WASHINGTON, D.C. — New Democratic Congresswoman Tulsi Gabbard broke ranks with Democratic leaders on Wednesday, voting for a House Republican budget proposal that authorizes funding for the rest of the fiscal year but leaves large sequestration cuts in place for now.

Gabbard’s vote also put her at odds with Rep. Colleen Hanabusa — a rare split within Hawaii’s all-Democratic congressional delegation.

The measure passed 267-151, with 53 Democrats voting in support and 137 voting against. A spokesman for House Minority Leader Nancy Pelosi said Democratic leaders gave members leeway to vote as they chose on the bill and had no problem with Gabbard’s vote.

Gabbard, in a statement, called the bill “disappointing” and “far from perfect,” but said it would preserve some defense jobs.

The bill would create a new makeshift federal budget, called a Continuing Resolution, to avoid a government shutdown when the previous resolution expires at the end of the month. Pelosi, however, said on the House floor that the Democratic Senate would not support it.

The measure posed a dilemma for Democrats from defense-reliant states like Hawaii. Democratic leaders opposed the bill, because it set funding at a level in keeping with the $85 billion sequestration cuts that went into effect last week.

They argued that it would still mean deep cuts to areas outside of defense, including education and social services, as well as forcing furloughs of air traffic controllers and TSA agents that would mean long delays at airports.

However, the Republican proposal also gave the Department of Defense authority to move $10.4 billion into its operations and maintenance funds.
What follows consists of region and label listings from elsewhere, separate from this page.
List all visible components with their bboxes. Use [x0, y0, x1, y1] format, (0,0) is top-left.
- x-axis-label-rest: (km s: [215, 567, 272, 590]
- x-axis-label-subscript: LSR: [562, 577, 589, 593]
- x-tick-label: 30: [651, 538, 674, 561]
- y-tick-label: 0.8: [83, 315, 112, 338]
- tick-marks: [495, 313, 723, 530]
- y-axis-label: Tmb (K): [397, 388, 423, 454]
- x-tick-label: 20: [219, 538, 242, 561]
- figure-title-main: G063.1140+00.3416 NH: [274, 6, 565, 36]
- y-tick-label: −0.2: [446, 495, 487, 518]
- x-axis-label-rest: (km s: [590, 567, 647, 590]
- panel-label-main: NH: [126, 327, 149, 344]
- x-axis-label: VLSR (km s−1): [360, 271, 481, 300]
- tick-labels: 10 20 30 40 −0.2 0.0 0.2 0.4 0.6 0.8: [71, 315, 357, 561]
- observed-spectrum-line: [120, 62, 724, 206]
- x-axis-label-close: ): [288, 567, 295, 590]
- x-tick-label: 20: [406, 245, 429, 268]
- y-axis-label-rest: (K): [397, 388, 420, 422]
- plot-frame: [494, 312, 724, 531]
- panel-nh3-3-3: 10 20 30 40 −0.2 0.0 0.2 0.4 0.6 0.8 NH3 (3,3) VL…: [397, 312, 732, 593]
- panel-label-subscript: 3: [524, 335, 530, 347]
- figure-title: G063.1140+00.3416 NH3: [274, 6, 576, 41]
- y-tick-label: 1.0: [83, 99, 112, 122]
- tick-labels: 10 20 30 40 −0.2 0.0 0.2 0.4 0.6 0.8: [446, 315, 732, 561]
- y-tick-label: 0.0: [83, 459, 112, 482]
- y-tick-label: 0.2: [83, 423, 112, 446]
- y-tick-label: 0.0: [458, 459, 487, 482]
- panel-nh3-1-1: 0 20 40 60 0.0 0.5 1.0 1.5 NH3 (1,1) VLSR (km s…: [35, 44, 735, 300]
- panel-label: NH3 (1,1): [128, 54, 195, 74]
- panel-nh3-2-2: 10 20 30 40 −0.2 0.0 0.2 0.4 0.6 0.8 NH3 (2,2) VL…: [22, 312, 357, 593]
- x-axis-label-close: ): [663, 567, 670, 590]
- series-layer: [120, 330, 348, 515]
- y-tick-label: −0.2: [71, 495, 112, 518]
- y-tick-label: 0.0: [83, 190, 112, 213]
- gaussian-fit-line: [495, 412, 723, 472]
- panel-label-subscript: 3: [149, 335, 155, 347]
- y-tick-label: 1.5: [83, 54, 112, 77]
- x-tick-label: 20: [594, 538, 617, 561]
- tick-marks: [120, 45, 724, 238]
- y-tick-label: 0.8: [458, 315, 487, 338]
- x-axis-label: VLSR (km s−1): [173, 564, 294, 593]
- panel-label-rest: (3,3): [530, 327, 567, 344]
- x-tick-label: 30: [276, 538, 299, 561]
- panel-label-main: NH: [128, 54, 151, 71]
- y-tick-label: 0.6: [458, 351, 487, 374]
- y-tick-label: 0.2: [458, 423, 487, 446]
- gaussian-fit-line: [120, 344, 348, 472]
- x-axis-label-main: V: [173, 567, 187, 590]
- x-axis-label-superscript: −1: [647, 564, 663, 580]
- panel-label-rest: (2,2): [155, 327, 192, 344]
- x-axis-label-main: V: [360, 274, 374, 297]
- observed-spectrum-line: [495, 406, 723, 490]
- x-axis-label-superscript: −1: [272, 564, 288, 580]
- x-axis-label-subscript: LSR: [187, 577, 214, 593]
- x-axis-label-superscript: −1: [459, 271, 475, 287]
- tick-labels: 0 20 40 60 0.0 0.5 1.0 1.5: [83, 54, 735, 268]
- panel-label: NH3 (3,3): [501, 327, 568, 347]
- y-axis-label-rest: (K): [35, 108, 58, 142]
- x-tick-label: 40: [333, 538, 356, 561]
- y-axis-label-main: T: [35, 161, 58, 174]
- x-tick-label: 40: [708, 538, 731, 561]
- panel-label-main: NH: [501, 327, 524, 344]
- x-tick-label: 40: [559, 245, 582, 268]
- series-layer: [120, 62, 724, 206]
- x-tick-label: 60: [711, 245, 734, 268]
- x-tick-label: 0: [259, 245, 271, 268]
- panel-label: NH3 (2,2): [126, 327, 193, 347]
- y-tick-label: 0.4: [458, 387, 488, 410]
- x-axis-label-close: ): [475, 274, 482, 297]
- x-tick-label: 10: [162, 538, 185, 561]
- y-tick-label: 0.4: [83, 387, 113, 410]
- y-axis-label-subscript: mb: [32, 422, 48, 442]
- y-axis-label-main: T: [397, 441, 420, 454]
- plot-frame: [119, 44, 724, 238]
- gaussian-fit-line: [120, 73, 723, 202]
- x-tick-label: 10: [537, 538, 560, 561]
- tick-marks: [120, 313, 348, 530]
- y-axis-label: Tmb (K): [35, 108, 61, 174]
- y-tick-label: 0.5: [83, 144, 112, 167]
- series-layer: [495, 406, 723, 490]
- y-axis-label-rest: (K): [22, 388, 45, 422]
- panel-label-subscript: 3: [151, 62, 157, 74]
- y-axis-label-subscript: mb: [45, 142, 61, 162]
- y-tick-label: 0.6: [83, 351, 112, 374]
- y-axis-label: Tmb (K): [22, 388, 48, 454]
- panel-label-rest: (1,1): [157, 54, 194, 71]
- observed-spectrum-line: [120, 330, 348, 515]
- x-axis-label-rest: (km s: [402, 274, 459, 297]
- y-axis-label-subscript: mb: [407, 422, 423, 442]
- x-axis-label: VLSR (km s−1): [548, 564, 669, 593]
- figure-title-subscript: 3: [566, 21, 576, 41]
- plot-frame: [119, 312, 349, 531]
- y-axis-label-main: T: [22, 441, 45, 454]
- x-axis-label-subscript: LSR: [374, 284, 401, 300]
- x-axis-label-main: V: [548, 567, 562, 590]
The DOD still faces $46 billion in sequestration cuts, but the department would face even deeper reductions if it could not shift funds to cover a shortfall in its operations budget.

Hanabusa, in fact, had warned last week that Hawaii faced deeper defense cuts than those caused by sequestration if the DOD did not get additional budget flexibility.

On top of the furloughs of 19,000 civilian employees at Pearl Harbor caused by sequestration, the U.S. Navy said it planned to cut an additional 655 temporary civil naval workers nationally, including possibly at Pearl Harbor. The Navy said it would also cancel planned maintenance of aircraft depots, because of the shortfall. That in turn caused defense contractor BAE Systems to send out notices to 250 ship maintenance employees at Pearl Harbor that they may be laid off should the Navy contracts be canceled.

The U.S. Army said an unspecified number of temporary employees in Hawaii may be let go because of the shortfall in the operations fund, separate from sequestration.

Given the choices, Hawaii’s two congresswomen parted ways.

Gabbard said in her statement, “The Continuing Appropriations bill that passed the House of Representatives today was disappointing and is far from perfect… I supported the bill today because it provides important funds for our men and women serving overseas, our military-related jobs in Hawaii, and it works to avert a government shutdown, protecting our economy from yet another self-manufactured crisis.”

She acknowledged the bill preserves the sequestration cuts: “There is still much work to be done to ensure we are protecting and serving those most in need. I will continue to push for a common-sense plan that strikes a balance between targeted spending cuts and closing unfair tax loopholes for special interests. I’m hopeful the Senate will improve upon this bill and a final bipartisan compromise can be reached to ensure the government remains open at the end of the month.”

Hanabusa said the bill does not do enough to offset sequestration, while also leaving cuts in other areas.

“While I support in principle extending funding and also making full-year appropriations for Defense spending and Military Construction and Veterans Affairs, this bill does not accomplish what we need to get done,” Hanabusa, member of the House Armed Services Committee, said in a statement. “This measure not only reaffirms sequestration, it does nothing to remove sequestration.”

“With defense absorbing a large portion of the across-the-board (sequestration) cuts and lacking the ability to transfer funds, Hawaii would have difficulty reversing some of the impacts we have already seen on the defense industry, like the furloughs at Schofield Barracks,” she said.

She said a proposal she introduced last week, which would have given the Defense Department more flexibility to shift funds to the operations and maintenance budget, would do more to offset the sequestration cuts. She also believes other agencies should have the same ability to ease the impact of the cuts.

Hanabusa and Gabbard declined to address each other’s votes.

The split came just two days after Hawaii’s congressional delegation met for the first time to coordinate. “Our meeting today is just one of many we will hold to determine how best we can serve the people of Hawaii together,” Gabbard had said.